Le second groupe, autour du président Pezechkian, du ministre des Affaires étrangères Araghchi et du président du Parlement Ghalibaf, est prêt à accepter un contrôle moins strict du détroit en échange de la levée des sanctions économiques américaines.
Le troisième groupe, le Front pour la stabilité de la révolution islamique (ou Front Paydari), refuse catégoriquement toute négociation avec les États-Unis.
Mené par des figures comme Saïd Jalili, il prône une ligne dure, incluant le développement du programme nucléaire et l’opposition militaire à Israël.
Contexte de guerre ouverte
Les négociations entre l’Iran et les États-Unis se déroulent dans un contexte de guerre ouverte, marquée par des tensions militaires croissantes.
Depuis le 28 février 2026, l’Iran subit un blocus maritime imposé par les États-Unis, ainsi que des destructions d’infrastructures causées par des frappes américaines et israéliennes.
Ces mesures ont aggravé les difficultés économiques déjà présentes avant le conflit.
Par exemple, les projets d’oléoducs lancés par des pays du Golfe, comme les Émirats arabes unis ou l’Arabie saoudite, visent à contourner le détroit d’Ormuz pour réduire la dépendance à cette voie maritime.
Ces projets pourraient limiter à long terme la capacité de l’Iran à utiliser ce détroit comme levier de pression.
Pressions internes et externes
Le régime iranien fait face à des pressions internes et externes qui pourraient l’obliger à faire des compromis.

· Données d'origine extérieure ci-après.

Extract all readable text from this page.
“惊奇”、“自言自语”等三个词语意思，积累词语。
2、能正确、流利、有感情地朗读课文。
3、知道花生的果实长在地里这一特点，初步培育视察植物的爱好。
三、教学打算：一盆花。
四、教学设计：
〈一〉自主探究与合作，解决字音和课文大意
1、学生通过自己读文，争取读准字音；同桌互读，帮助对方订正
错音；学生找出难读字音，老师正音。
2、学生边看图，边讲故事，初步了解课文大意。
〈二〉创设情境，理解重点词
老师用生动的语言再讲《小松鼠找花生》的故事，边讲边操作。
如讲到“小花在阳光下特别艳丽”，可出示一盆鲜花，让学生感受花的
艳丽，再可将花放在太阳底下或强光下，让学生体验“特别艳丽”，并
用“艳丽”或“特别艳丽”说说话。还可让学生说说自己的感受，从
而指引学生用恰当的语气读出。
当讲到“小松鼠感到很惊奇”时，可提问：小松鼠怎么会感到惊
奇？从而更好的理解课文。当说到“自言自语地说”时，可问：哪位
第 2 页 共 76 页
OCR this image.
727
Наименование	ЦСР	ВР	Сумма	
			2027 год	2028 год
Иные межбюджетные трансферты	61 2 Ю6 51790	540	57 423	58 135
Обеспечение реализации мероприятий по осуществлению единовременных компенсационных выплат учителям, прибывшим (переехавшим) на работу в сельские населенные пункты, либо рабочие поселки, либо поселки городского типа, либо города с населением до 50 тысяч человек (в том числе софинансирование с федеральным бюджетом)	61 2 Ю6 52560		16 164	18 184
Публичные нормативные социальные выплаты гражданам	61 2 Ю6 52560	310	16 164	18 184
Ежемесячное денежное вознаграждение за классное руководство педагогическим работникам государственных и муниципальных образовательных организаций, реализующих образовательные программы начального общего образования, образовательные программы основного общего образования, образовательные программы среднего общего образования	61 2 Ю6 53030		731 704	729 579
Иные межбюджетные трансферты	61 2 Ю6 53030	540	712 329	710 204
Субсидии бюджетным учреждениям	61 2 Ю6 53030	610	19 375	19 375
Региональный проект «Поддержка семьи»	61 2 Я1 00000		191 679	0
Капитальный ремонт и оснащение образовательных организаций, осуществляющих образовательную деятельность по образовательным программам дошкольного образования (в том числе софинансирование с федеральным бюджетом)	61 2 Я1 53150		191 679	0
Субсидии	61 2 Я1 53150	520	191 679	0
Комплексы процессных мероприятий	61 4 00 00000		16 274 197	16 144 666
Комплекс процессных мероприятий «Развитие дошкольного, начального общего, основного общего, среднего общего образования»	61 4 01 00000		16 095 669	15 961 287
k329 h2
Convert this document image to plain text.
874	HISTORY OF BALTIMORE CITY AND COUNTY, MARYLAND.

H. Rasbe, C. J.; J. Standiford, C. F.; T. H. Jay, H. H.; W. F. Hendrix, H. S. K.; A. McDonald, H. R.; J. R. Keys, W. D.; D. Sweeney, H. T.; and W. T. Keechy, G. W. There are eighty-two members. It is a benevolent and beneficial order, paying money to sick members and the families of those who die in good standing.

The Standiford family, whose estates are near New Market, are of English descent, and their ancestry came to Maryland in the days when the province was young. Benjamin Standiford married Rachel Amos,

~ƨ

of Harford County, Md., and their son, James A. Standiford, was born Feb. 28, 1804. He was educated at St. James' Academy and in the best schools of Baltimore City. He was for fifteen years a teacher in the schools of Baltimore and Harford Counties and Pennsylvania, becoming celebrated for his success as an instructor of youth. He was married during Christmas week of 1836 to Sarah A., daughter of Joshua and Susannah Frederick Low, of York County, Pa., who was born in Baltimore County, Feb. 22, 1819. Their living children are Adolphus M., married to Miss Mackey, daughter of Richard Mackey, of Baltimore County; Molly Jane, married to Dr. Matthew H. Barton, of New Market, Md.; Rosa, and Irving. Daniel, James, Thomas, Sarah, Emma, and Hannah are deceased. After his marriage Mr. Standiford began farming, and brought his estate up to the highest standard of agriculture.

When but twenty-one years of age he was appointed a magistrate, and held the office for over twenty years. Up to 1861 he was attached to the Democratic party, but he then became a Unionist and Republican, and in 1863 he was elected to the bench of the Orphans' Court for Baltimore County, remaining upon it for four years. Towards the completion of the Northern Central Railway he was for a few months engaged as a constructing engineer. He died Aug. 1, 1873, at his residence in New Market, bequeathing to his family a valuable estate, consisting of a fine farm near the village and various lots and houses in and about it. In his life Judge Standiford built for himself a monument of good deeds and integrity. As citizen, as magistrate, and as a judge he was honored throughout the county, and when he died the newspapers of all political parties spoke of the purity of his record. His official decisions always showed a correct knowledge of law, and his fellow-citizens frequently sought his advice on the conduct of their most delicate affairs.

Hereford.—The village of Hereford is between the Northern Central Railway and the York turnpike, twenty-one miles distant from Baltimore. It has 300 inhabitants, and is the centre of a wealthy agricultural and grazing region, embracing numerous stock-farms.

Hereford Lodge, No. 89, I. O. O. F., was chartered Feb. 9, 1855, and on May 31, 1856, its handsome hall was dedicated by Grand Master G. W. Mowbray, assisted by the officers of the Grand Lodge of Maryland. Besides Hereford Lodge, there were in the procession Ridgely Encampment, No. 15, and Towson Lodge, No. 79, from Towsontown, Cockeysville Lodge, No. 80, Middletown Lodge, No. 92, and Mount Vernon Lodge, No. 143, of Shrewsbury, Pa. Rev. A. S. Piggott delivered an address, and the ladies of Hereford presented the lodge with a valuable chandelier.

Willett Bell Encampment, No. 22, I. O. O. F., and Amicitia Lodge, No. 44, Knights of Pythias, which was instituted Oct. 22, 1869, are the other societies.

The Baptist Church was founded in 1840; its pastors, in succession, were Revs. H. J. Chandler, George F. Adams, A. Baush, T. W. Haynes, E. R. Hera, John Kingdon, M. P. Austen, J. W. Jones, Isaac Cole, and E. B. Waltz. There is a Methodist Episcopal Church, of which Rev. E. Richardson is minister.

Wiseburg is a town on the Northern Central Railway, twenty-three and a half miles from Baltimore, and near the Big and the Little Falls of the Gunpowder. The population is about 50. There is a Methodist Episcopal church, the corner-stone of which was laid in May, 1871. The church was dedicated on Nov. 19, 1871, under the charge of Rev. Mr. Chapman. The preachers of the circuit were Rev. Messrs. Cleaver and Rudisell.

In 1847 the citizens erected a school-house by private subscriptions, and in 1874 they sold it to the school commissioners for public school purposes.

Sur le plan interne, des manifestations ont repris le 28 juillet 2026 à Malekshahr, dans la province d’Ispahan, pour protester contre des exécutions de manifestants.
Ces mouvements de contestation, réprimés en janvier 2026, montrent un mécontentement croissant face à la situation économique et politique.
Par ailleurs, le régime doit gérer des conflits avec des groupes armés, comme les insurgés kurdes dans le nord-ouest du pays.
Aux États-Unis, l’administration Trump a tenté d’exacerber ces tensions en soutenant des factions kurdes basées en Irak pour ouvrir un nouveau front contre l’Iran.
Stratégie du détroit d’Ormuz
Le contrôle du détroit d’Ormuz reste un enjeu central pour l’Iran, car il lui permet de peser sur les échanges énergétiques mondiaux.
En effet, environ 20 % du pétrole mondial transite par ce détroit, ce qui en fait un point de passage vital pour de nombreux pays, dont les États-Unis et la Chine.
Cependant, cette stratégie pourrait être remise en cause par des alternatives développées par d’autres pays de la région.
Par exemple, les Émirats arabes unis prévoient de construire deux terminaux maritimes à Fujaïrah, tandis que l’Irak et l’Arabie saoudite modernisent leurs oléoducs pour contourner le détroit.
Ces projets pourraient réduire l’influence de l’Iran sur le commerce mondial du pétrole et affaiblir son levier de négociation.
Projets d’oléoducs concurrents
Plusieurs pays du Golfe investissent dans des infrastructures pour réduire leur dépendance au détroit d’Ormuz.
Les Émirats arabes unis, via l’entreprise DP World, ont annoncé un projet de deux terminaux maritimes à Fujaïrah, un port situé à l’est du détroit.
L’Irak, en collaboration avec l’entreprise américaine Chevron, envisage de réactiver un réseau d’oléoducs reliant ses gisements du sud à la ville de Kirkouk, puis à la Syrie et au port méditerranéen de Banias.
L’Arabie saoudite, quant à elle, prévoit d’augmenter la capacité de son oléoduc Est-Ouest, qui peut transporter jusqu’à 7 millions de barils de pétrole par jour vers le port de Yanbu, sur la mer Rouge.
Ces initiatives pourraient marginaliser le rôle du détroit d’Ormuz et limiter la capacité de l’Iran à l’utiliser comme outil de pression.